Yamauchi was one of three female artists profiled in “Words, Weavings and Songs,” a 2002 documentary by JANM’s Frank H. Watase Media Arts Center. She also participated in a number of JANM public programs over the years. Yamauchi became a JANM member in 1994 and donated her papers to the museum in 1999 and 2007.
“Wakako was an inspiring woman who was among the first writers to bring Japanese American and Asian American experiences to the stage. Her work was powerful and influential. She will be missed but her writing will live on and be appreciated forever,” said Ann Burroughs, president and CEO of JANM.
Yamauchi was born in the Imperial Valley in 1924; her parents were farmers. She was 17 when she and her family were forcibly removed and incarcerated at the concentration camp for Japanese Americans in Poston, Ariz., during World War II. Her childhood and camp experience informed her writing, which often explored racism and injustice.
Her first play, “And the Soul Shall Dance,” was commissioned by East West Players, the nation’s longest-running professional theater of color, and won the Los Angeles Drama Critics Circle Award for new play in 1977.
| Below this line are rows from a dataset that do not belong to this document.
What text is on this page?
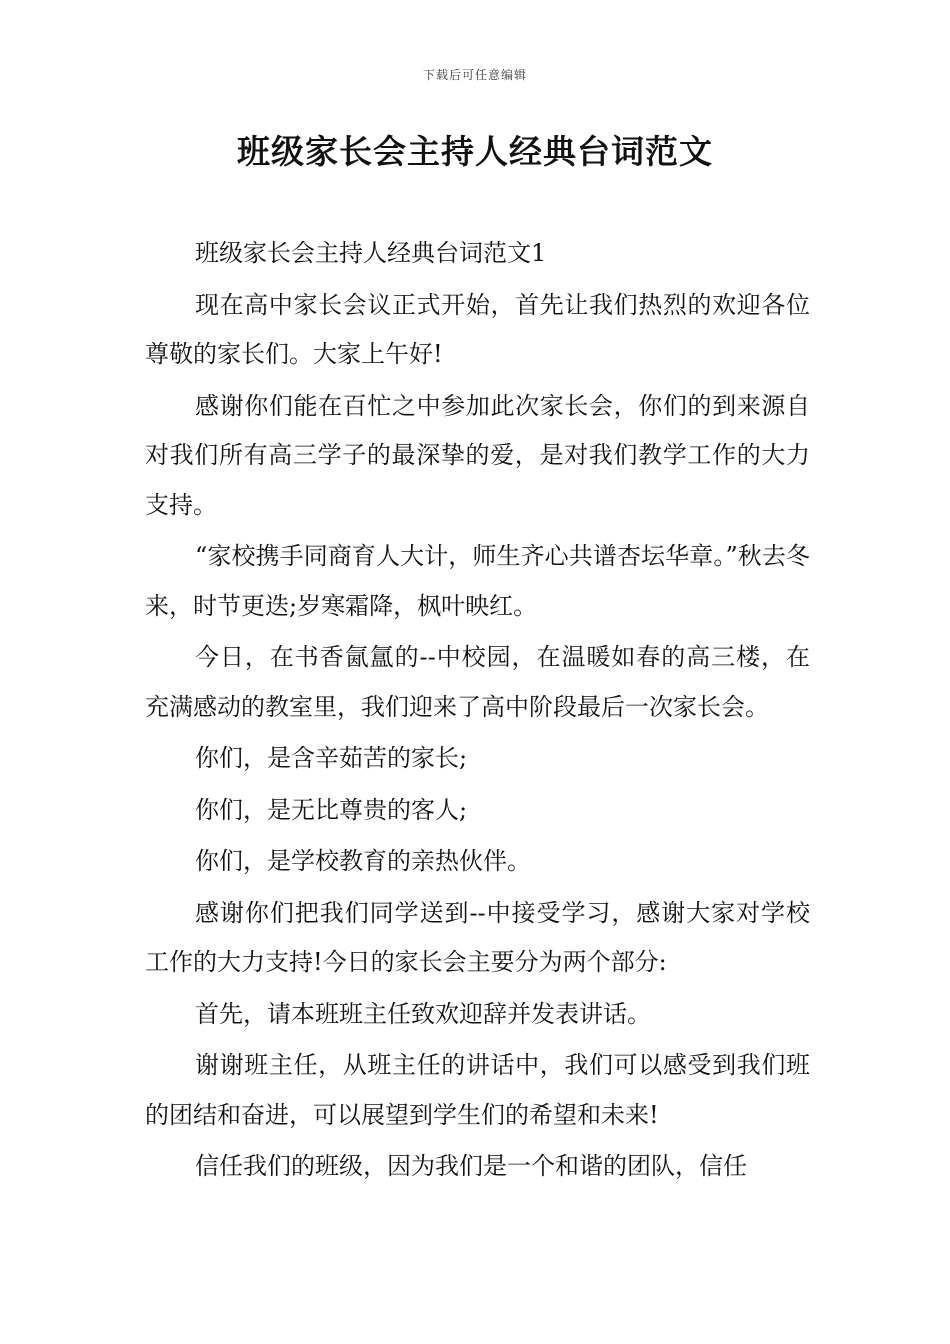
下载后可任意编辑
班级家长会主持人经典台词范文

班级家长会主持人经典台词范文1

现在高中家长会议正式开始，首先让我们热烈的欢迎各位尊敬的家长们。大家上午好!

感谢你们能在百忙之中参加此次家长会，你们的到来源自对我们所有高三学子的最深挚的爱，是对我们教学工作的大力支持。

“家校携手同商育人大计，师生齐心共谱杏坛华章。”秋去冬来，时节更迭;岁寒霜降，枫叶映红。

今日，在书香氤氲的--中校园，在温暖如春的高三楼，在充满感动的教室里，我们迎来了高中阶段最后一次家长会。

你们，是含辛茹苦的家长;

你们，是无比尊贵的客人;

你们，是学校教育的亲热伙伴。

感谢你们把我们同学送到--中接受学习，感谢大家对学校工作的大力支持!今日的家长会主要分为两个部分:

首先，请本班班主任致欢迎辞并发表讲话。

谢谢班主任，从班主任的讲话中，我们可以感受到我们班的团结和奋进，可以展望到学生们的希望和未来!

信任我们的班级，因为我们是一个和谐的团队，信任
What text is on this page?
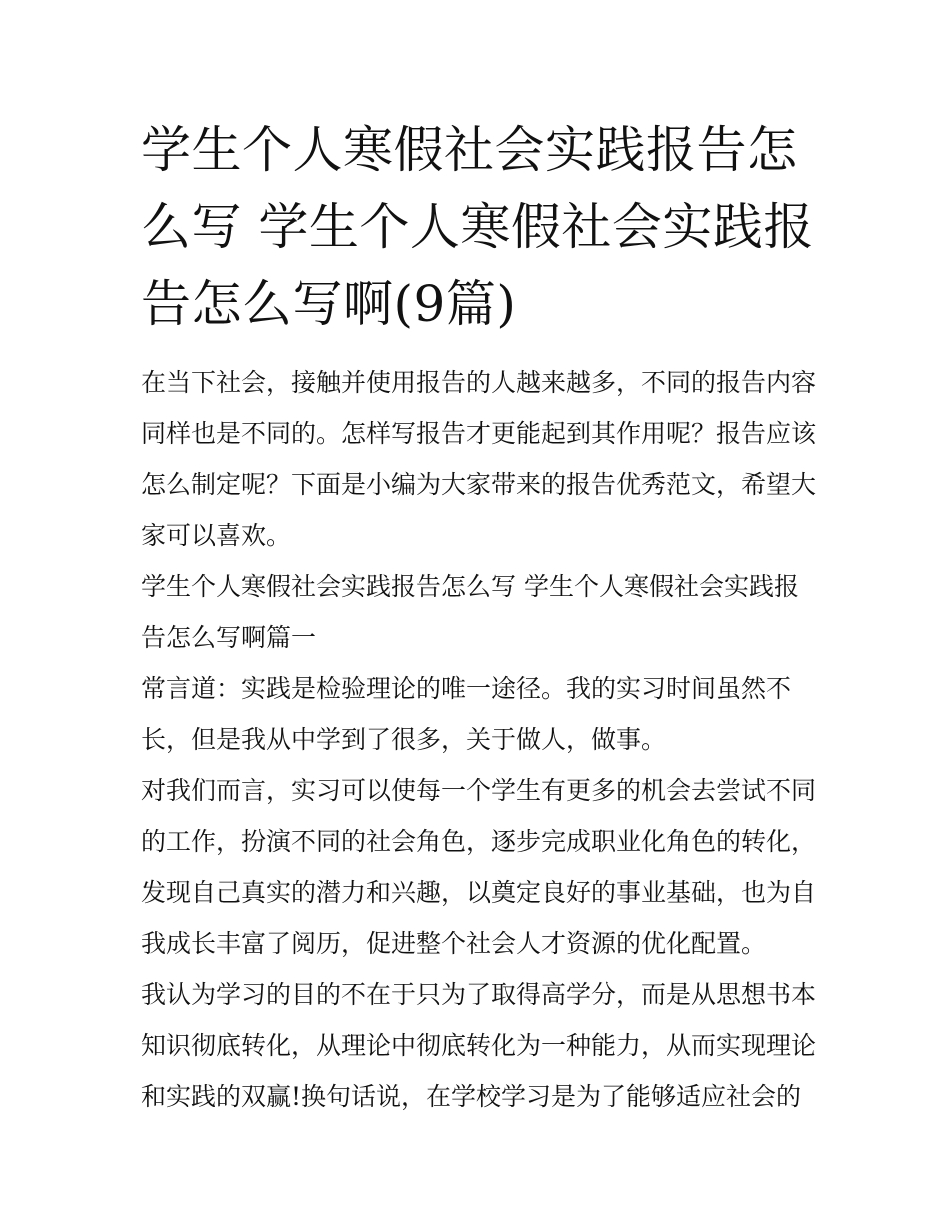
学生个人寒假社会实践报告怎么写 学生个人寒假社会实践报告怎么写啊(9篇)

在当下社会，接触并使用报告的人越来越多，不同的报告内容同样也是不同的。怎样写报告才更能起到其作用呢？报告应该怎么制定呢？下面是小编为大家带来的报告优秀范文，希望大家可以喜欢。

学生个人寒假社会实践报告怎么写 学生个人寒假社会实践报告怎么写啊篇一

常言道：实践是检验理论的唯一途径。我的实习时间虽然不长，但是我从中学到了很多，关于做人，做事。

对我们而言，实习可以使每一个学生有更多的机会去尝试不同的工作，扮演不同的社会角色，逐步完成职业化角色的转化，发现自己真实的潜力和兴趣，以奠定良好的事业基础，也为自我成长丰富了阅历，促进整个社会人才资源的优化配置。

我认为学习的目的不在于只为了取得高学分，而是从思想书本知识彻底转化，从理论中彻底转化为一种能力，从而实现理论和实践的双赢!换句话说，在学校学习是为了能够适应社会的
The Wakako Yamauchi Papers, 1950-2005, contain items created and collected by Yamauchi from the 1970s through 2003. The collection includes play scripts, correspondence, short stories, promotional materials, reviews, contracts, and photographs.
Survivors include her sister Yuki Sugiyama, son-in-law Victor Matsushita, grandson Lucas Matsushita, and granddaughter Alyctra Matsushita, who currently works at JANM.